User Intent and Characteristics of Search Queries

One of the short posters at the recent WWW 2007 Conference in Banff, Alberta, Canada, provides an indepth look at classifications of search queries after sampling more than 5 million queries, taken from transaction logs from three different search engines.

They use that data to come up with a classification algorithm, which was then used on a “separate Web search engine transaction log of over a million queries submitted by several hundred thousand users.” The results are interesting.

The article is Determining the User Intent of Web Search Engine Queries, from Bernard J. Jansen and Danielle L. Booth of Pennsylvania State University, and Amanda Spink of the Queensland University of Technology.

Their findings indicated that approximately 80 percent of the queries classified were informational in nature, with the remaining queries being split almost equally between navigational and transactional queries.

As a followup, they manually coded 400 more queries to compare to those results, and note that their accuracy in classification was about 74 percent.

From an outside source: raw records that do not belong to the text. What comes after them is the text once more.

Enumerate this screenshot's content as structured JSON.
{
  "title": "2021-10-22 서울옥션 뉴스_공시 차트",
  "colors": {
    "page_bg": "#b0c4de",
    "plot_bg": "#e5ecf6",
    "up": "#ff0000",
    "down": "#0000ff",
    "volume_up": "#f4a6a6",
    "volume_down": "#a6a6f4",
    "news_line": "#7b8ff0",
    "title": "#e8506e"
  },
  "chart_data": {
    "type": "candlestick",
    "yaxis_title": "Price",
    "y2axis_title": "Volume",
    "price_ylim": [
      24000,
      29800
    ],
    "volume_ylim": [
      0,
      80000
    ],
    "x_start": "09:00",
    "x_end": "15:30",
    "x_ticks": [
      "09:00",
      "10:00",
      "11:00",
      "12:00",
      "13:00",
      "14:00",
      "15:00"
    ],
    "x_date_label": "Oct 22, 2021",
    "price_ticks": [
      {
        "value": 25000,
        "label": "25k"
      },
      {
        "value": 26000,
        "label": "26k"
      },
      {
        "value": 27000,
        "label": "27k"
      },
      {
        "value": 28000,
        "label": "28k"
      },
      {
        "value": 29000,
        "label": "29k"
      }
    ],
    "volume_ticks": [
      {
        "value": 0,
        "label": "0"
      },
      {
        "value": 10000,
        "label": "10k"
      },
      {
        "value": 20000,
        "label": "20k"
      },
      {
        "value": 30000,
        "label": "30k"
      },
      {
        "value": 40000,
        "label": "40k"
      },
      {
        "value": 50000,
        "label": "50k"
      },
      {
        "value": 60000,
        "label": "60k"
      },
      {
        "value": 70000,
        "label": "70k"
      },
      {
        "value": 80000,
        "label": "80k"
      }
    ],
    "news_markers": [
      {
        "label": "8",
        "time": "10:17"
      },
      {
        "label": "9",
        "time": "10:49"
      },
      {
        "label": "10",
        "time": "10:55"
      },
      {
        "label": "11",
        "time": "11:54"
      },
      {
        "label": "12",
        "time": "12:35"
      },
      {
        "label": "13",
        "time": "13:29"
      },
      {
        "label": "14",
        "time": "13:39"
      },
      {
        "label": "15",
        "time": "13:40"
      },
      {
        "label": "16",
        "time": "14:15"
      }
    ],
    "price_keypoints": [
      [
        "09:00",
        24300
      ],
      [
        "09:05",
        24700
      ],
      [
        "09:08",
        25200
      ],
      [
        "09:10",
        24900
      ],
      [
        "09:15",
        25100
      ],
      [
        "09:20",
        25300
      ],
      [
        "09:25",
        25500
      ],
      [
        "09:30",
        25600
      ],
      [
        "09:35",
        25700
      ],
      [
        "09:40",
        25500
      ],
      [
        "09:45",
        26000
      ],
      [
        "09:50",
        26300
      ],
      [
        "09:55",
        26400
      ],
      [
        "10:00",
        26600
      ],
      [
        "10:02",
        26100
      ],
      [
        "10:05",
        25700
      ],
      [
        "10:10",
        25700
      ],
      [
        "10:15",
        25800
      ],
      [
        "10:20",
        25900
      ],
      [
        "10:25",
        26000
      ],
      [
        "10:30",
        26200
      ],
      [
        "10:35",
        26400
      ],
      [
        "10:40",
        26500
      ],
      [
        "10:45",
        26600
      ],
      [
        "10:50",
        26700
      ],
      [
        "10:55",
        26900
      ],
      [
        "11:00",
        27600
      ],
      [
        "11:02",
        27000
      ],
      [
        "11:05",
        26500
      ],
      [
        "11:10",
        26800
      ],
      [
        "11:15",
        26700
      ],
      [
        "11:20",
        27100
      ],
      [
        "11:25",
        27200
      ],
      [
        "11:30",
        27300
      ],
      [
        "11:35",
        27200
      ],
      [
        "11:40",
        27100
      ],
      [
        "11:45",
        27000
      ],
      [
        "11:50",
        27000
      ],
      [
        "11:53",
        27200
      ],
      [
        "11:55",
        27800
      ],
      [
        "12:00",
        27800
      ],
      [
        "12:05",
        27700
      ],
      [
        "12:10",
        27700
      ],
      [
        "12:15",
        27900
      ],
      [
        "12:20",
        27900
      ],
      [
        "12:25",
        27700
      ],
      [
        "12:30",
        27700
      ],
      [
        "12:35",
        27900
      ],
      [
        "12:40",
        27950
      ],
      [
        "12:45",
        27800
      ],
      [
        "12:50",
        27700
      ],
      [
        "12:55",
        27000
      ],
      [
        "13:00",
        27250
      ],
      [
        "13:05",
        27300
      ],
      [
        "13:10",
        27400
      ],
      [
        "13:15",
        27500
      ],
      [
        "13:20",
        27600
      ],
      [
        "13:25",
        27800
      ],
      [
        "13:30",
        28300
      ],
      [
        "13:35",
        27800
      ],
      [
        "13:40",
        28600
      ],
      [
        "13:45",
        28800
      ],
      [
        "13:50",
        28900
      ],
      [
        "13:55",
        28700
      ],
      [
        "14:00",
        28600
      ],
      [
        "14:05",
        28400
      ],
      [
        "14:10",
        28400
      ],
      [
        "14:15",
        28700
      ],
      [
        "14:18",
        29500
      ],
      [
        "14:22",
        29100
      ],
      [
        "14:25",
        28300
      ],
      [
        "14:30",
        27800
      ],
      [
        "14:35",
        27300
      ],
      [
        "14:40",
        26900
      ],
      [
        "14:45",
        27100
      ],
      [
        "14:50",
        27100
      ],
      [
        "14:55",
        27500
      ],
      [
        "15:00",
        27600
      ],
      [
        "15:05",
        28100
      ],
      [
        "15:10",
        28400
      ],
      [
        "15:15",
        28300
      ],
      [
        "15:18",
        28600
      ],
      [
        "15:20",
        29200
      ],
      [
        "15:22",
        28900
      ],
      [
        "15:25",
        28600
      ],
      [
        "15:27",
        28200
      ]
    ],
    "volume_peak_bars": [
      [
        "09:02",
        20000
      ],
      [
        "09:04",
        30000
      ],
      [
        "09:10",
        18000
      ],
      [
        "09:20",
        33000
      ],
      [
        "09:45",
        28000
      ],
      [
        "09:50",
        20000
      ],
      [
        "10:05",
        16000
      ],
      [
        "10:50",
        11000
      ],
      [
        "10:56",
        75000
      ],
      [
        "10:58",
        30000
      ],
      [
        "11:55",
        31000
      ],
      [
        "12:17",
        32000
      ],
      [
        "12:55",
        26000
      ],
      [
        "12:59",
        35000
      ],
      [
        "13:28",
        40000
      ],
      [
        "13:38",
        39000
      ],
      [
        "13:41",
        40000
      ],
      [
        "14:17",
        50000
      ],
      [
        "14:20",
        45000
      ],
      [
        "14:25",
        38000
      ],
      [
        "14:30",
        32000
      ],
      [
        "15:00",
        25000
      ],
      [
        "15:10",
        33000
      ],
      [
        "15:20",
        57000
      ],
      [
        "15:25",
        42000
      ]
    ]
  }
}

They tell us that within the remainding queries, “the user intent is generally vague or multi-faceted, pointing to the need to for probabilistic classification.”

As part of this process, they defined characteristics for the different types of queries: informational, transactional, and navigational. For example, here are a few of the characteristics that they noticed for informational queries:

  • Uses question words (i.e., “ways to,” “how to,” “what is”, etc.)
  • Queries containing informational terms (e.g., list, playlist, etc.)
  • Queries where the searcher viewed multiple results pages

The “separate Web search engine transaction log” that they reviewed was from Dogpile, and they point to another longer paper that describes the study of that transaction log, which goes beyond identifying classifications for search queries. The cited paper is:

Jansen, B. J., Spink, A., Blakely, C. and Koshman, S.
forthcoming. Web Searcher Interaction with the Dogpile.com Meta-Search Engine. (pdf) Journal of the American Society for Information Science and Technology.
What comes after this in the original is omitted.